Methods: We retrospectively analyzed clinical data from 473 minor stroke patients with T2DM treated at our hospital between January 2021 and December 2023. Utilizing LASSO and multivariate logistic regression, we identified characteristic predictors. The cohort was randomly allocated into training (n = 331) and validation (n = 142) groups. Six ML algorithms-SVM, LR, RF, CART, KNN, and Naive Bayes-were assessed, and nomograms were used to visualize the predictive model's performance, evaluated via Area Under the Curve (AUC), calibration plot, and Decision Curve Analysis (DCA).
Results: The ICAS score has been recognized as a pivotal determinant of END, alongside four other significant factors: NIHSS score, low-density lipoprotein cholesterol (LDL-C) levels, presence of branch atheromatous disease (BAD), and stenosis of the responsible vessel ≥50%. The model demonstrated robust predictive capabilities, achieving strong performance in training (AUC = 0.795) and validation (AUC = 0.799) sets. This advanced ML model, which integrates biochemical and imaging indicators, enables accurate risk assessment for END in minor stroke patients with T2DM.

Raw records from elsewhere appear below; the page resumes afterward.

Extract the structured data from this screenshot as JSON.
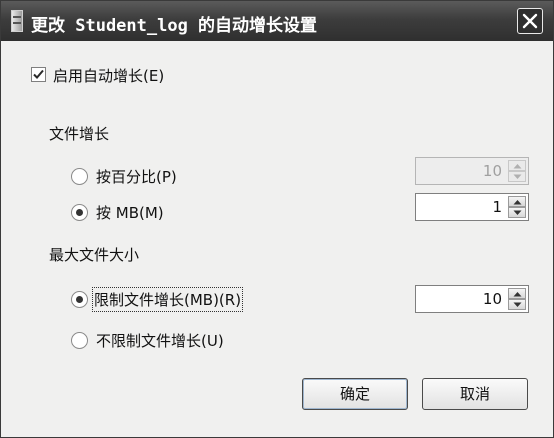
{
  "window": {
    "title": "更改 Student_log 的自动增长设置"
  },
  "enable_autogrowth": {
    "label": "启用自动增长(E)",
    "checked": true
  },
  "file_growth": {
    "heading": "文件增长",
    "by_percent": {
      "label": "按百分比(P)",
      "selected": false,
      "value": "10"
    },
    "by_mb": {
      "label": "按 MB(M)",
      "selected": true,
      "value": "1"
    }
  },
  "max_file_size": {
    "heading": "最大文件大小",
    "restricted": {
      "label": "限制文件增长(MB)(R)",
      "selected": true,
      "value": "10"
    },
    "unrestricted": {
      "label": "不限制文件增长(U)",
      "selected": false
    }
  },
  "buttons": {
    "ok": "确定",
    "cancel": "取消"
  }
}
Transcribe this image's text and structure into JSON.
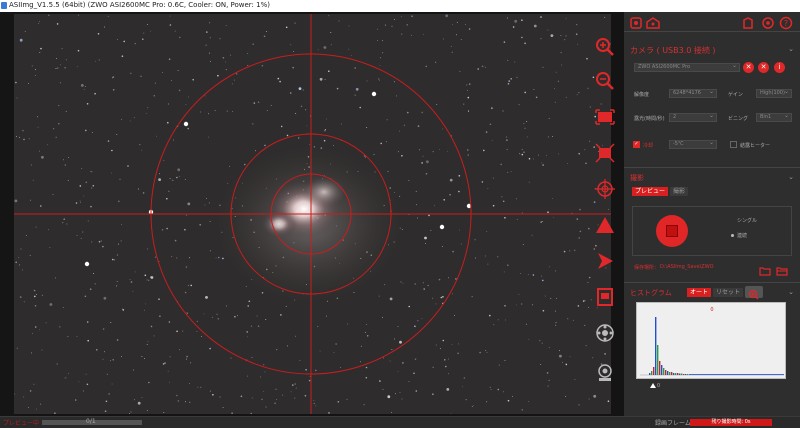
{
  "window": {
    "title": "ASIImg_V1.5.5 (64bit)  (ZWO ASI2600MC Pro: 0.6C, Cooler: ON, Power: 1%)"
  },
  "colors": {
    "accent": "#e0282a",
    "panel_bg": "#2e2e2e",
    "crosshair": "#c81e1e"
  },
  "viewer": {
    "toolbar_icons": [
      "zoom-in-icon",
      "zoom-out-icon",
      "fit-window-icon",
      "actual-size-icon",
      "crosshair-icon",
      "warning-triangle-icon",
      "play-icon",
      "frame-icon",
      "rotate-icon",
      "stack-icon"
    ]
  },
  "panel": {
    "camera_section": {
      "title": "カメラ ( USB3.0 接続 )",
      "camera_select": "ZWO ASI2600MC Pro",
      "resolution_label": "解像度",
      "resolution_value": "6248*4176",
      "gain_label": "ゲイン",
      "gain_value": "High(100)",
      "exposure_label": "露光(時間/秒)",
      "exposure_value": "2",
      "binning_label": "ビニング",
      "binning_value": "Bin1",
      "cooling_label": "冷却",
      "cooling_value": "-5℃",
      "anti_dew_label": "結露ヒーター"
    },
    "capture_section": {
      "title": "撮影",
      "tab_preview": "プレビュー",
      "tab_capture": "撮影",
      "mode_single": "シングル",
      "mode_continuous": "連続",
      "save_path_label": "保存場所：",
      "save_path": "D:\\ASIImg_Save\\ZWO"
    },
    "histogram_section": {
      "title": "ヒストグラム",
      "auto_button": "オート",
      "reset_button": "リセット",
      "chart_caption": "0",
      "marker_label": "0"
    }
  },
  "statusbar": {
    "left_text": "プレビュー中",
    "progress_text": "0/1",
    "record_label": "録画フレーム数",
    "remaining_text": "残り撮影時間: 0s"
  }
}
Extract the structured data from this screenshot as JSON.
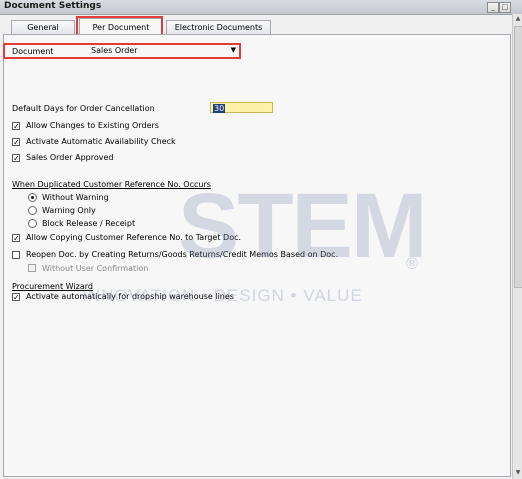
{
  "window": {
    "title": "Document Settings"
  },
  "tabs": [
    {
      "label": "General"
    },
    {
      "label": "Per Document"
    },
    {
      "label": "Electronic Documents"
    }
  ],
  "document": {
    "label": "Document",
    "value": "Sales Order"
  },
  "cancellation": {
    "label": "Default Days for Order Cancellation",
    "value": "30"
  },
  "options": [
    {
      "label": "Allow Changes to Existing Orders",
      "checked": true
    },
    {
      "label": "Activate Automatic Availability Check",
      "checked": true
    },
    {
      "label": "Sales Order Approved",
      "checked": true
    }
  ],
  "duplicate": {
    "heading": "When Duplicated Customer Reference No. Occurs",
    "radios": [
      {
        "label": "Without Warning",
        "selected": true
      },
      {
        "label": "Warning Only",
        "selected": false
      },
      {
        "label": "Block Release / Receipt",
        "selected": false
      }
    ]
  },
  "copy_ref": {
    "label": "Allow Copying Customer Reference No. to Target Doc.",
    "checked": true
  },
  "reopen": {
    "label": "Reopen Doc. by Creating Returns/Goods Returns/Credit Memos Based on Doc.",
    "checked": false
  },
  "without_confirmation": {
    "label": "Without User Confirmation",
    "checked": false
  },
  "procurement": {
    "heading": "Procurement Wizard",
    "option": {
      "label": "Activate automatically for dropship warehouse lines",
      "checked": true
    }
  },
  "watermark": {
    "brand": "STEM",
    "tagline": "INNOVATION • DESIGN • VALUE"
  }
}
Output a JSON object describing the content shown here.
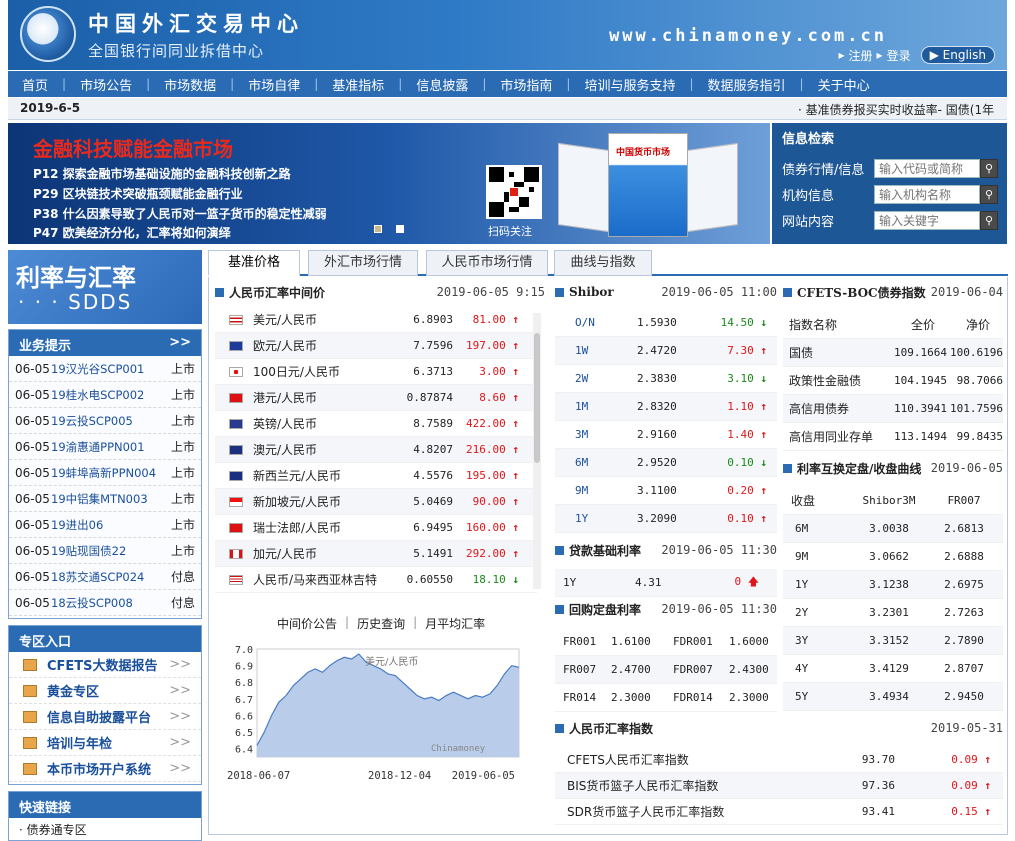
{
  "header": {
    "logo_cn": "中国外汇交易中心",
    "logo_sub": "全国银行间同业拆借中心",
    "url": "www.chinamoney.com.cn",
    "register": "注册",
    "login": "登录",
    "english": "English"
  },
  "nav": [
    "首页",
    "市场公告",
    "市场数据",
    "市场自律",
    "基准指标",
    "信息披露",
    "市场指南",
    "培训与服务支持",
    "数据服务指引",
    "关于中心"
  ],
  "datebar": {
    "date": "2019-6-5",
    "ticker": "· 基准债券报买实时收益率-    国债(1年"
  },
  "banner": {
    "title": "金融科技赋能金融市场",
    "lines": [
      "P12  探索金融市场基础设施的金融科技创新之路",
      "P29  区块链技术突破瓶颈赋能金融行业",
      "P38  什么因素导致了人民币对一篮子货币的稳定性减弱",
      "P47  欧美经济分化，汇率将如何演绎"
    ],
    "qr_label": "扫码关注",
    "magazine_title": "中国货币市场"
  },
  "search": {
    "title": "信息检索",
    "rows": [
      {
        "label": "债券行情/信息",
        "placeholder": "输入代码或简称"
      },
      {
        "label": "机构信息",
        "placeholder": "输入机构名称"
      },
      {
        "label": "网站内容",
        "placeholder": "输入关键字"
      }
    ]
  },
  "sdds": {
    "t1": "利率与汇率",
    "t2": "· · · SDDS"
  },
  "business": {
    "title": "业务提示",
    "more": ">>",
    "rows": [
      {
        "date": "06-05",
        "name": "19汉光谷SCP001",
        "status": "上市"
      },
      {
        "date": "06-05",
        "name": "19桂水电SCP002",
        "status": "上市"
      },
      {
        "date": "06-05",
        "name": "19云投SCP005",
        "status": "上市"
      },
      {
        "date": "06-05",
        "name": "19渝惠通PPN001",
        "status": "上市"
      },
      {
        "date": "06-05",
        "name": "19蚌埠高新PPN004",
        "status": "上市"
      },
      {
        "date": "06-05",
        "name": "19中铝集MTN003",
        "status": "上市"
      },
      {
        "date": "06-05",
        "name": "19进出06",
        "status": "上市"
      },
      {
        "date": "06-05",
        "name": "19贴现国债22",
        "status": "上市"
      },
      {
        "date": "06-05",
        "name": "18苏交通SCP024",
        "status": "付息"
      },
      {
        "date": "06-05",
        "name": "18云投SCP008",
        "status": "付息"
      }
    ]
  },
  "zone": {
    "title": "专区入口",
    "rows": [
      "CFETS大数据报告",
      "黄金专区",
      "信息自助披露平台",
      "培训与年检",
      "本币市场开户系统"
    ],
    "arrow": ">>"
  },
  "quick": {
    "title": "快速链接",
    "first": "债券通专区"
  },
  "tabs": [
    "基准价格",
    "外汇市场行情",
    "人民币市场行情",
    "曲线与指数"
  ],
  "fx": {
    "title": "人民币汇率中间价",
    "stamp": "2019-06-05 9:15",
    "rows": [
      {
        "name": "美元/人民币",
        "value": "6.8903",
        "change": "81.00",
        "dir": "up",
        "flag": "us"
      },
      {
        "name": "欧元/人民币",
        "value": "7.7596",
        "change": "197.00",
        "dir": "up",
        "flag": "eu"
      },
      {
        "name": "100日元/人民币",
        "value": "6.3713",
        "change": "3.00",
        "dir": "up",
        "flag": "jp"
      },
      {
        "name": "港元/人民币",
        "value": "0.87874",
        "change": "8.60",
        "dir": "up",
        "flag": "hk"
      },
      {
        "name": "英镑/人民币",
        "value": "8.7589",
        "change": "422.00",
        "dir": "up",
        "flag": "gb"
      },
      {
        "name": "澳元/人民币",
        "value": "4.8207",
        "change": "216.00",
        "dir": "up",
        "flag": "au"
      },
      {
        "name": "新西兰元/人民币",
        "value": "4.5576",
        "change": "195.00",
        "dir": "up",
        "flag": "nz"
      },
      {
        "name": "新加坡元/人民币",
        "value": "5.0469",
        "change": "90.00",
        "dir": "up",
        "flag": "sg"
      },
      {
        "name": "瑞士法郎/人民币",
        "value": "6.9495",
        "change": "160.00",
        "dir": "up",
        "flag": "ch"
      },
      {
        "name": "加元/人民币",
        "value": "5.1491",
        "change": "292.00",
        "dir": "up",
        "flag": "ca"
      },
      {
        "name": "人民币/马来西亚林吉特",
        "value": "0.60550",
        "change": "18.10",
        "dir": "dn",
        "flag": "my"
      }
    ],
    "chart_links": [
      "中间价公告",
      "历史查询",
      "月平均汇率"
    ]
  },
  "chart_data": {
    "type": "area",
    "series": [
      {
        "name": "美元/人民币",
        "values": [
          6.42,
          6.5,
          6.6,
          6.68,
          6.72,
          6.78,
          6.82,
          6.86,
          6.88,
          6.86,
          6.9,
          6.93,
          6.95,
          6.94,
          6.97,
          6.92,
          6.9,
          6.88,
          6.85,
          6.84,
          6.8,
          6.76,
          6.72,
          6.7,
          6.71,
          6.69,
          6.72,
          6.74,
          6.72,
          6.7,
          6.72,
          6.71,
          6.73,
          6.78,
          6.85,
          6.9,
          6.89
        ]
      }
    ],
    "x_ticks": [
      "2018-06-07",
      "2018-12-04",
      "2019-06-05"
    ],
    "y_ticks": [
      "7.0",
      "6.9",
      "6.8",
      "6.7",
      "6.6",
      "6.5",
      "6.4"
    ],
    "ylim": [
      6.35,
      7.0
    ],
    "watermark": "Chinamoney"
  },
  "shibor": {
    "title": "Shibor",
    "stamp": "2019-06-05 11:00",
    "rows": [
      {
        "term": "O/N",
        "value": "1.5930",
        "change": "14.50",
        "dir": "dn"
      },
      {
        "term": "1W",
        "value": "2.4720",
        "change": "7.30",
        "dir": "up"
      },
      {
        "term": "2W",
        "value": "2.3830",
        "change": "3.10",
        "dir": "dn"
      },
      {
        "term": "1M",
        "value": "2.8320",
        "change": "1.10",
        "dir": "up"
      },
      {
        "term": "3M",
        "value": "2.9160",
        "change": "1.40",
        "dir": "up"
      },
      {
        "term": "6M",
        "value": "2.9520",
        "change": "0.10",
        "dir": "dn"
      },
      {
        "term": "9M",
        "value": "3.1100",
        "change": "0.20",
        "dir": "up"
      },
      {
        "term": "1Y",
        "value": "3.2090",
        "change": "0.10",
        "dir": "up"
      }
    ]
  },
  "lpr": {
    "title": "贷款基础利率",
    "stamp": "2019-06-05 11:30",
    "term": "1Y",
    "value": "4.31",
    "change": "0"
  },
  "repo": {
    "title": "回购定盘利率",
    "stamp": "2019-06-05 11:30",
    "rows": [
      {
        "a": "FR001",
        "av": "1.6100",
        "b": "FDR001",
        "bv": "1.6000"
      },
      {
        "a": "FR007",
        "av": "2.4700",
        "b": "FDR007",
        "bv": "2.4300"
      },
      {
        "a": "FR014",
        "av": "2.3000",
        "b": "FDR014",
        "bv": "2.3000"
      }
    ]
  },
  "boc": {
    "title": "CFETS-BOC债券指数",
    "stamp": "2019-06-04",
    "headers": [
      "指数名称",
      "全价",
      "净价"
    ],
    "rows": [
      {
        "name": "国债",
        "full": "109.1664",
        "net": "100.6196"
      },
      {
        "name": "政策性金融债",
        "full": "104.1945",
        "net": "98.7066"
      },
      {
        "name": "高信用债券",
        "full": "110.3941",
        "net": "101.7596"
      },
      {
        "name": "高信用同业存单",
        "full": "113.1494",
        "net": "99.8435"
      }
    ]
  },
  "swap": {
    "title": "利率互换定盘/收盘曲线",
    "stamp": "2019-06-05",
    "headers": [
      "收盘",
      "Shibor3M",
      "FR007"
    ],
    "rows": [
      {
        "t": "6M",
        "s": "3.0038",
        "f": "2.6813"
      },
      {
        "t": "9M",
        "s": "3.0662",
        "f": "2.6888"
      },
      {
        "t": "1Y",
        "s": "3.1238",
        "f": "2.6975"
      },
      {
        "t": "2Y",
        "s": "3.2301",
        "f": "2.7263"
      },
      {
        "t": "3Y",
        "s": "3.3152",
        "f": "2.7890"
      },
      {
        "t": "4Y",
        "s": "3.4129",
        "f": "2.8707"
      },
      {
        "t": "5Y",
        "s": "3.4934",
        "f": "2.9450"
      }
    ]
  },
  "rmbi": {
    "title": "人民币汇率指数",
    "stamp": "2019-05-31",
    "rows": [
      {
        "name": "CFETS人民币汇率指数",
        "value": "93.70",
        "change": "0.09"
      },
      {
        "name": "BIS货币篮子人民币汇率指数",
        "value": "97.36",
        "change": "0.09"
      },
      {
        "name": "SDR货币篮子人民币汇率指数",
        "value": "93.41",
        "change": "0.15"
      }
    ]
  }
}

Conclusion: By integrating the ICAS score with the NIHSS score, LDL-C levels, presence of BAD, and stenosis of responsible vessels ≥50%, we developed a clinical model for predicting END in patients with minor stroke and T2DM. This model provides critical decision support for clinicians, facilitating early identification of high-risk patients, personalized treatment, and improved outcomes.